Así fue como empezó a protegerse de lo que experimentaba como una “agresión emocional”, espaciando sus encuentros, sin responder de inmediato a sus llamadas y esperando, en el caso de que el mensaje de voz que dejaba en el contestador sonase demasiado enfurecida, un par de días, con el fin de proporcionarle el tiempo necesario para calmarse.
Pero lo cierto es que estaba preocupada por su hermana y no quería alejarse de ella, de modo que cuando se sentía atacada, recordaba el trastorno mental y no se lo tomaba como algo perso- nal, ejercitando así una suerte de judo mental interior que la protegía del contagio nocivo.
La naturaleza automática del contagio emocional nos torna vulnerables a las emociones aflictivas. Pero ése no es más que el comienzo de la historia porque también podemos, cuando es necesario, apelar a varias estrategias mentales para contrarrestarlo que, cuando una determinada relación se ha tornado destructiva, nos ayudan a establecer la necesaria distancia emocional protectora.
La vía inferior opera a gran velocidad, pero ello no nos deja a merced de lo que sucede en ese pequeño intervalo porque, cuando la vía inferior nos causa problemas, la superior puede, no obstante, protegernos.

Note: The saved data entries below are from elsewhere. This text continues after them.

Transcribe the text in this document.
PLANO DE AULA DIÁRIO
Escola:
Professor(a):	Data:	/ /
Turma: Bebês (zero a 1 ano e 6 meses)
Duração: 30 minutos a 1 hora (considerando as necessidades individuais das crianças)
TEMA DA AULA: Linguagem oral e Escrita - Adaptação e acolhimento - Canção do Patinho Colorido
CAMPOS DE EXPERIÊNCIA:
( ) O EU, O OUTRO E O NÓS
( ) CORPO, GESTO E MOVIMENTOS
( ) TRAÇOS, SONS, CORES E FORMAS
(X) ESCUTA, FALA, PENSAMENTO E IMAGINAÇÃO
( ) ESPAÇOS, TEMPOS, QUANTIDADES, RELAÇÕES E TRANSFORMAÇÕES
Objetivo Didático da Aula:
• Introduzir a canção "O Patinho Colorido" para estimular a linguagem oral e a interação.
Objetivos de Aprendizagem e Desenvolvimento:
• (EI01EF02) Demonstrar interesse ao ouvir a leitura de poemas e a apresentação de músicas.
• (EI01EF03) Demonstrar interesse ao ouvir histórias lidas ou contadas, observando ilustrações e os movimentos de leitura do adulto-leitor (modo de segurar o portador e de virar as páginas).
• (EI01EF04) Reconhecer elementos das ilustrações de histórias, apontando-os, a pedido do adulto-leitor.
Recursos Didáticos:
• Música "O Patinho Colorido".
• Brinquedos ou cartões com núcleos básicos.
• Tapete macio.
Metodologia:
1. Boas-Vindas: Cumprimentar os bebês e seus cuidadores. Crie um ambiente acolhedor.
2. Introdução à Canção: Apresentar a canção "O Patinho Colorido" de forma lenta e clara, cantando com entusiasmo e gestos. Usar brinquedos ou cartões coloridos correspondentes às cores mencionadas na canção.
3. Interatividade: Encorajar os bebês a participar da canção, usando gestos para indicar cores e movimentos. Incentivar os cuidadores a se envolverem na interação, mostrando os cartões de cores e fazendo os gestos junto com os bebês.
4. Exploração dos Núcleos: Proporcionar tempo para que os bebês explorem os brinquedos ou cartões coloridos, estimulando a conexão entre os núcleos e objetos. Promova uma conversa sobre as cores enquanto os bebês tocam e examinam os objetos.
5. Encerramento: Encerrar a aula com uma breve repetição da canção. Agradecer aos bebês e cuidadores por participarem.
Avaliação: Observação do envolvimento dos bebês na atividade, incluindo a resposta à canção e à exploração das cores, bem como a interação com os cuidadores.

La vía superior nos proporciona alternativas que discurren fundamentalmente a través de circuitos neuronales ligados a la corteza orbitofrontal. Los mensajes viajan de un lado a otro de los centros de la vía inferior, disparando nuestra reacción emocional, incluyendo el simple contagio. Pero la corteza orbitofrontal, sin embargo, nos proporciona también un flujo paralelo de información que puede activar los centros superiores y estimular así nuestros pensamientos al respecto, un ramal ascendente, por así decirlo, que nos brinda la posibilidad de tener una comprensión más exacta de lo que está sucediendo y, de ese modo, facilita una respuesta más matizada. Así es como la vía superior y la vía inferior participan en todos nuestros encuentros interpersonales, y la corteza orbitofrontal desempeña en ellos el papel de estación de relevo.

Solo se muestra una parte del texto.